Tuntutan Jaksa Penuntut Umum (JPU) berbanding terbalik dengan harapan Saipul Jamil sesaat sebelum persidangan digelar di Pengadilan Tindak Pudana Korupsi (TIPIKOR) hari ini, Rabu (19/7). JPU menuntut kurungan penjara selama 4 tahun terhadap Saipul Jamil.
Terdapat beberapa hal yang memberatkan Saipul Jamil atas kasus hukumnya. JPU menyebutkan Saipul Jamil tidak mendukung program pemerintah yang menentang segala bentuk tindak korupsi.
(BACA: Saipul Jamil Banyak Berdoa Jelang Pembacaan Tuntutan Dugaan Kasus Suap)
"Hal hal yang memberatkan, pertama terdakwa tidak mendukung program pemerintah dalam pemberantasan korupsi kolusi dan nepotisme," kata Afni dalam ruang sidang Tipikor, seperti yang dikutip dari KOMPAS.com.
Selanjutnya, hal yang memberatkan Saipul Jamil adalah kasus pelecehan seksual terhadap anak laki-laki. Berawal dari kasus pelecehan ini yang membawa Saipul Jamil juga terjerat kasus grativikasi.

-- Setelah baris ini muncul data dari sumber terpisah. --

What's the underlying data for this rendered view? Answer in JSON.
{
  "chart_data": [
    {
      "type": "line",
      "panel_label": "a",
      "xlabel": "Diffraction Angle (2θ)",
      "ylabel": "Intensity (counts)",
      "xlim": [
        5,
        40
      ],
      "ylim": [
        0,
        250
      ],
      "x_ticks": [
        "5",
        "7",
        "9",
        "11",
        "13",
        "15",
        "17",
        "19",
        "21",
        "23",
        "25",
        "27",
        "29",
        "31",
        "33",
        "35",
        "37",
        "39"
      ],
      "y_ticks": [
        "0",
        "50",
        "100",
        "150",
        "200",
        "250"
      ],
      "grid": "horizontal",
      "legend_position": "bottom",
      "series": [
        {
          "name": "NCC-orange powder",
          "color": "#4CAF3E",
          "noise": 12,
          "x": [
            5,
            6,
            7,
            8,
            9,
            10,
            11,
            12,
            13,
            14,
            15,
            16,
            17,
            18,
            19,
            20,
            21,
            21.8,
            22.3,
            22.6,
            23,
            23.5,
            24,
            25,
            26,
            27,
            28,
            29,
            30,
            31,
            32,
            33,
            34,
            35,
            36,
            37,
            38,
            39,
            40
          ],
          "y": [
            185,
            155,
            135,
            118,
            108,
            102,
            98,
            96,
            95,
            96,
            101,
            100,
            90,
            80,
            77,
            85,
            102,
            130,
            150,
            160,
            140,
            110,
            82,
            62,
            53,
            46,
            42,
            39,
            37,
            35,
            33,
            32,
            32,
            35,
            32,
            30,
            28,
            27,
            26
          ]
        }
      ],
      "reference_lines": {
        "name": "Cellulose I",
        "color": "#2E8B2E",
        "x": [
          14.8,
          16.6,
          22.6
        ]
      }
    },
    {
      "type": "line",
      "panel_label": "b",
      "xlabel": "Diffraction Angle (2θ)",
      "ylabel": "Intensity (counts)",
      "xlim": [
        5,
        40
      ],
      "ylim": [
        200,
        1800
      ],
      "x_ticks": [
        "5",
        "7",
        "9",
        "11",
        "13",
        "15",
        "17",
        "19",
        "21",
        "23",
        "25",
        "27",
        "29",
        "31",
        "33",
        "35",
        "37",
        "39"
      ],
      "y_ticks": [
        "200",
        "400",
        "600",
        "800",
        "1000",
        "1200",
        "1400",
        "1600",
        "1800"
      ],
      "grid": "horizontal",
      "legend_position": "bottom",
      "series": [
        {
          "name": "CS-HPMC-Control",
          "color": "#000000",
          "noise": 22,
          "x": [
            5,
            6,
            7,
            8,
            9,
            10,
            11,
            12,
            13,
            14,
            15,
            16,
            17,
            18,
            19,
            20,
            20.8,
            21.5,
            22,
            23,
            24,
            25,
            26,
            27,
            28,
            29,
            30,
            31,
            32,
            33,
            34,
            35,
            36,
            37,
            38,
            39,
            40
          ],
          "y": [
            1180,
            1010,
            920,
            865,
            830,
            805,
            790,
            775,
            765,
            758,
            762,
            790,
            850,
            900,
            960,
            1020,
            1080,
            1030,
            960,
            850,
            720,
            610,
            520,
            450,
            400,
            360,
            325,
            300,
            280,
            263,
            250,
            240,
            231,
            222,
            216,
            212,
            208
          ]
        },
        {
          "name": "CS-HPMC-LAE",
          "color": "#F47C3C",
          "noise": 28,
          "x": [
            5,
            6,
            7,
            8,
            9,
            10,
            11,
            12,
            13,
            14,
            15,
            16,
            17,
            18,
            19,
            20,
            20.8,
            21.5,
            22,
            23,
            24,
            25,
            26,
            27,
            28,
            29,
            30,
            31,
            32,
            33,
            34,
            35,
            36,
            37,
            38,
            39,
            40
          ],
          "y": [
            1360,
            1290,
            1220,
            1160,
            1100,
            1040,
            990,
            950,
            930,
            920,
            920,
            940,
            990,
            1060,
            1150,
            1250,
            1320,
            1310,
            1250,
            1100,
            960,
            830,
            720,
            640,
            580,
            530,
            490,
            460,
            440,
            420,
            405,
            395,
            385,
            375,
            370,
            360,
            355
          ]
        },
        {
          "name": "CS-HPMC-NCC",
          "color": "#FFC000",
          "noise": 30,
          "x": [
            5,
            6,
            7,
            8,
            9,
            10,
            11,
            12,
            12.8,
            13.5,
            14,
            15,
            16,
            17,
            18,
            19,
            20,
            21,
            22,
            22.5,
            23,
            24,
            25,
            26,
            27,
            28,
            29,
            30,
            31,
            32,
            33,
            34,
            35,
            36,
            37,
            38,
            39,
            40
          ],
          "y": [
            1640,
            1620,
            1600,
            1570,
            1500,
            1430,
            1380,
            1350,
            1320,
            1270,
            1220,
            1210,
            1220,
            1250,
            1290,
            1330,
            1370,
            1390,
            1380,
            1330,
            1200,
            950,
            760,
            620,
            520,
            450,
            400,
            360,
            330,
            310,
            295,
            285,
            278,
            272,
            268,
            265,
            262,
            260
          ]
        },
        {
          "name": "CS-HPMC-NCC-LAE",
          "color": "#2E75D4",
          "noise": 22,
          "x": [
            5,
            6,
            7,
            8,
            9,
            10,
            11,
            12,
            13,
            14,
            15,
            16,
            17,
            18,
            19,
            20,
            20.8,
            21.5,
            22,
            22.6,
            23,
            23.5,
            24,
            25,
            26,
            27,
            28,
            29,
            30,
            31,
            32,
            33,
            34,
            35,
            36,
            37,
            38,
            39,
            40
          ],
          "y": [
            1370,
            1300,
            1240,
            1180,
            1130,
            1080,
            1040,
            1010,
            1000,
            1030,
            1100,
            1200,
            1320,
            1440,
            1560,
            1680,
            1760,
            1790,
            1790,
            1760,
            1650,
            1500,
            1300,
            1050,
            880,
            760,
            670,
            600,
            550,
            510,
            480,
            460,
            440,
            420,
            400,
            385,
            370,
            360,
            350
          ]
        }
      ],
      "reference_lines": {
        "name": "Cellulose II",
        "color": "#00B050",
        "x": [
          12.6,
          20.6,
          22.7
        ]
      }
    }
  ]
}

"Yang kedua, terdakwa sedang menjalani pidana penjara terkait tindak pidana persetubuhan dengan anak di bawah umur dengan kelamin yang sama berdasarkan putusan Pengadilan Negeri Jakarta Utara," lanjutnya.

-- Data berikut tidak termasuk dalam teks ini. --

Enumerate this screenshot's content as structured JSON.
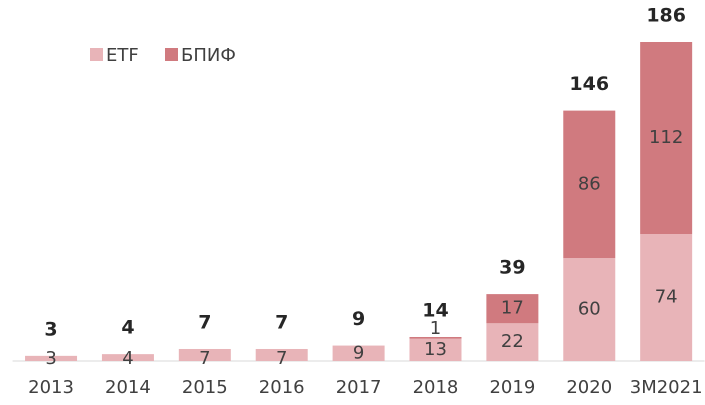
{
  "chart_data": {
    "type": "bar",
    "stacked": true,
    "categories": [
      "2013",
      "2014",
      "2015",
      "2016",
      "2017",
      "2018",
      "2019",
      "2020",
      "3M2021"
    ],
    "series": [
      {
        "name": "ETF",
        "color": "#e8b4b8",
        "values": [
          3,
          4,
          7,
          7,
          9,
          13,
          22,
          60,
          74
        ]
      },
      {
        "name": "БПИФ",
        "color": "#d07a7f",
        "values": [
          null,
          null,
          null,
          null,
          null,
          1,
          17,
          86,
          112
        ]
      }
    ],
    "totals": [
      3,
      4,
      7,
      7,
      9,
      14,
      39,
      146,
      186
    ],
    "ylim": [
      0,
      186
    ],
    "legend": "top-left"
  }
}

Hal yang memberatkan lainnya adalah, Saipul Jamil menentang perbuatannya. "Yang ketiga, terdakwa tidak berterus terang dan tidak mengakui perbuatannya," lanjutnya.
(BACA: Soal Dugaan Suap Kasus Pencabulan Saipul Jamil, Begini Penjelasan Pihak PN Jakarta Utara)
Sementara itu, hanya ada satu hal yang meringankan Saipul Jamil yakni sikap kooperatifnya.
"Yang meringankan terdakwa kooperatif dalam persidangan," katanya.
Atas dasar itu JPU merasa yakin bahwa mantan suami Dewi Persik ini sudah memenuhi semua syarat untuk terbukti bersalah.
"Maka dengan terpenuhi dan terbuktinya seluruh syarat subjektif dan syarat objektif dari pasal-paaal yang dituduhkan, maka selayaknya terdakwa dijatuhi hukuman yang setimpal dengan perbuatannya," tutupnya.
Saipul disangka melanggar Pasal 5 ayat 1 huruf a atau huruf b atau Pasal 13 Undang-Undang Nomor 31 Tahun 1999 sebagaimana diubah dalam UU Nomor 20 Tahun 2001 tentang Pemberantasan Tindak Pidana Korupsi jo Pasal 55 ayat 1 ke-1 KUHP.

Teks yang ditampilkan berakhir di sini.